Sunday, May 21, 2006

Free Speech at New School

John McCain caused quite a stir at (note the use of the anarthrous premodifier, FU Mark Steyn) liberal New School University in New York giving the same speech he compromised his "principles" to give at Rev. Falwell's Liberty University.

A student, Jean Rohe (via Atrios), who was selected to speak at her commencement, used the content of his earlier speech to mock him, and he was roundly booed by the students. Hardly a surprising event. It is expected that a fake maverick Republican speaking at a liberal college is going to be jeered.

McCain knew this.
McCain's top political adviser, John Weaver, said the protests were "not unexpected."

But here's what makes McCain even more of a boob hack conservative Republican pretending to be a maverick. The typical bullshit about lack of free speech on campuses.
"It's not uncommon on a liberal campus that free speech is a theory in the classroom only," Weaver said.

No one stopped McCain from speaking. No one stopped the students from registering their protests. Free speech was robustly in attendance at New School University that day. Both sides were rude. The students booed, and McCain told them they were full of themselves and should respect their wiser elders.

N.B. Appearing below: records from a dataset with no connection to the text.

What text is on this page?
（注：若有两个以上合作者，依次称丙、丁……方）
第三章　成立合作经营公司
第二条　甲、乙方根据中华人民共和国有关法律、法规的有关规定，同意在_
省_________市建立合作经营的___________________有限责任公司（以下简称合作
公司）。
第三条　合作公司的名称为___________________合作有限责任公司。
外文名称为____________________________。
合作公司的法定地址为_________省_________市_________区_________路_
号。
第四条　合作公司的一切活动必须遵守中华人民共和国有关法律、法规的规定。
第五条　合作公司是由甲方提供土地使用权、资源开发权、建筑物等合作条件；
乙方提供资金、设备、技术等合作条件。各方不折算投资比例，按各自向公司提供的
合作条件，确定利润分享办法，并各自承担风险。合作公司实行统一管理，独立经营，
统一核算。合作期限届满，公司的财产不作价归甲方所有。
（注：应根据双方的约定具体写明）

I have always loved the British form of arguing. They are like bloggers in spoken form. They make cogent, well-organized, substantive arguments sprinkled liberally with invective and snark. Just watch Q&A time with the Prime Minister; note the harumphs of dissent.

I recall watching a raucous debate that involved British university students, members of the American media and students from Northwestern University many years ago (probably early to mid 90s). The Northwestern students would yield for questions and were serious-minded about the debate. The American media members had a little better speaking style, would yield for questions, and had some clever rejoinders. But the Brit ... specifically I recall someone asking if he would yield for a question, to which the Brit said, "Why don't you go sit in the car and bark at strangers?" Then he continued his argument.

People like John Weaver and Richard Cohen have delicate sensibilities more suited to tea and biscuits on the sofa with a Jane Austen novel (a lovely way to spend a rainy afternoon, IMHO, but not a great way to deal with the public).

Update: I particularly liked this part of Jean Rohe's HuffPost piece:
More importantly, I feel obligated to respond to one thing that McCain told the New York Times. "I feel sorry for people living in a dull world where they can't listen to the views of others," he said. This is just preposterous. Yes, McCain was undoubtedly shouted-out and heckled by people who were not politely absorbing his words so as to consider them fully from every angle. But what did he expect? We could've all printed out his speech and chanted it with him in chorus. Did he think that no one knew exactly what he was about to say? And it was precisely because we listen to the views of others, and because, as I said in my speech, we don't fear them, that we as a school were able to mount such a thorough and intelligent opposition to his presence. Ignorant, closed-minded people would not have been able to do what we did. We chose to be in New York for our years of higher education for the very reason that we would be challenged to listen to opposing viewpoints each and every day and to deal with that challenge in a nonviolent manner. We've gotten very good at listening to the views of others and learning how to also make our views heard, even when we don't have the power of national political office and the media on our side.